Si stima che Vehbi Efendi sia stato in grado di salvare all’incirca 200 armeni del distretto di Savur e di evitare che la popolazione siriaca del villaggio di Qelet venisse annientata nella sua interezza. Quando Vehbi muore nel 1924 molti profughi che vivevano nella regione si recano al funerale per omaggiare la sua persona e la sua famiglia condividendo le proprie storie di salvataggio grazie al coraggio e alla benevolenza di Vehbi Efendi.

Bibliografia essenziale:

  • Berré, Marie-Dominique. “Massacres de Mardin” in Haigazian Armenological Review, vol. 17, p. 81-106. Beirut, Haigazian University, 1997,
  • Berré, Marie-Dominique. Simon, Hyacinthe. Rhétoré, Jacques. Colosimo, Jean-François (Préfacier). Nous avons vu l'enfer Trois dominicains, témoins directs du génocide des Arméniens. Parigi, Cerf, 2015
  • Donef, Racho.
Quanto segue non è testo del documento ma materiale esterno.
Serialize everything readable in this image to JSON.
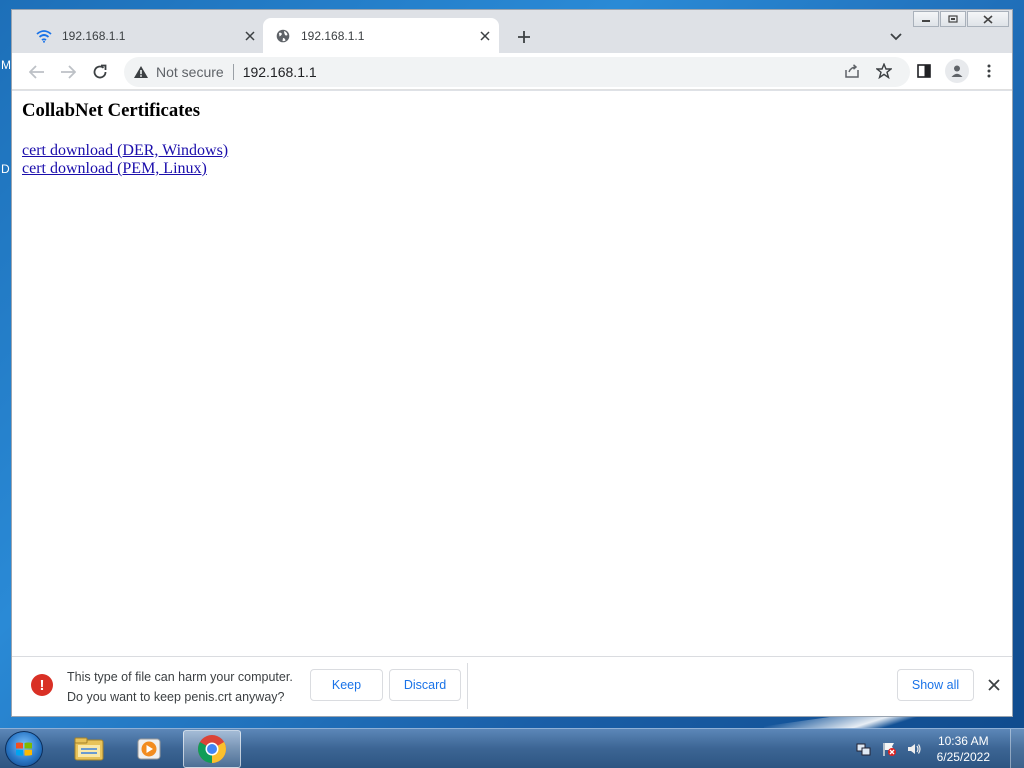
{
  "desktop": {
    "edge_letters": [
      "M",
      "D"
    ]
  },
  "browser": {
    "tabs": [
      {
        "title": "192.168.1.1",
        "favicon": "wifi-icon",
        "active": false
      },
      {
        "title": "192.168.1.1",
        "favicon": "globe-icon",
        "active": true
      }
    ],
    "address": {
      "security_label": "Not secure",
      "url": "192.168.1.1"
    }
  },
  "page": {
    "heading": "CollabNet Certificates",
    "links": [
      {
        "label": "cert download (DER, Windows)"
      },
      {
        "label": "cert download (PEM, Linux)"
      }
    ]
  },
  "download_bar": {
    "warning_line1": "This type of file can harm your computer.",
    "warning_line2": "Do you want to keep penis.crt anyway?",
    "keep_label": "Keep",
    "discard_label": "Discard",
    "show_all_label": "Show all"
  },
  "taskbar": {
    "apps": [
      "explorer-icon",
      "media-player-icon",
      "chrome-icon"
    ],
    "time": "10:36 AM",
    "date": "6/25/2022"
  },
  "colors": {
    "link": "#1a0dab",
    "accent_blue": "#1a73e8",
    "warning_red": "#d93025"
  }
}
Righteous Muslims during the Genocide of 1915. Sydney, 2010.
  • Gerçek, Burçin. Akıntıya Karşı – Ermeni Soykırımında Emirlere Karşı Gelenler, Kurtaranlar, Direnenler. [Controcorrente – Coloro che si opposero agli ordini, soccorsero e resistettero durante il genocidio armeno] Istanbul, İletişim, 2016.
  • - Gaunt, David. Massacres, resistance, protectors. New Jersey. Gorgias Press, 2006.
  • Kévorkian, Raymond. The Armenian Genocide: A Complete History. London, New York 2011.
  • Rhétoré, Jacuqes. Les chrétiens aux bêtes. Souvenirs de la guerre sainte proclamée par les Turcs contre les chrétiens en 1915 (préface de Jean-Pierre Péroncel-Hugoz, texte présenté par Joseph Alichoran), Parigi, Éditions du Cerf, 2005.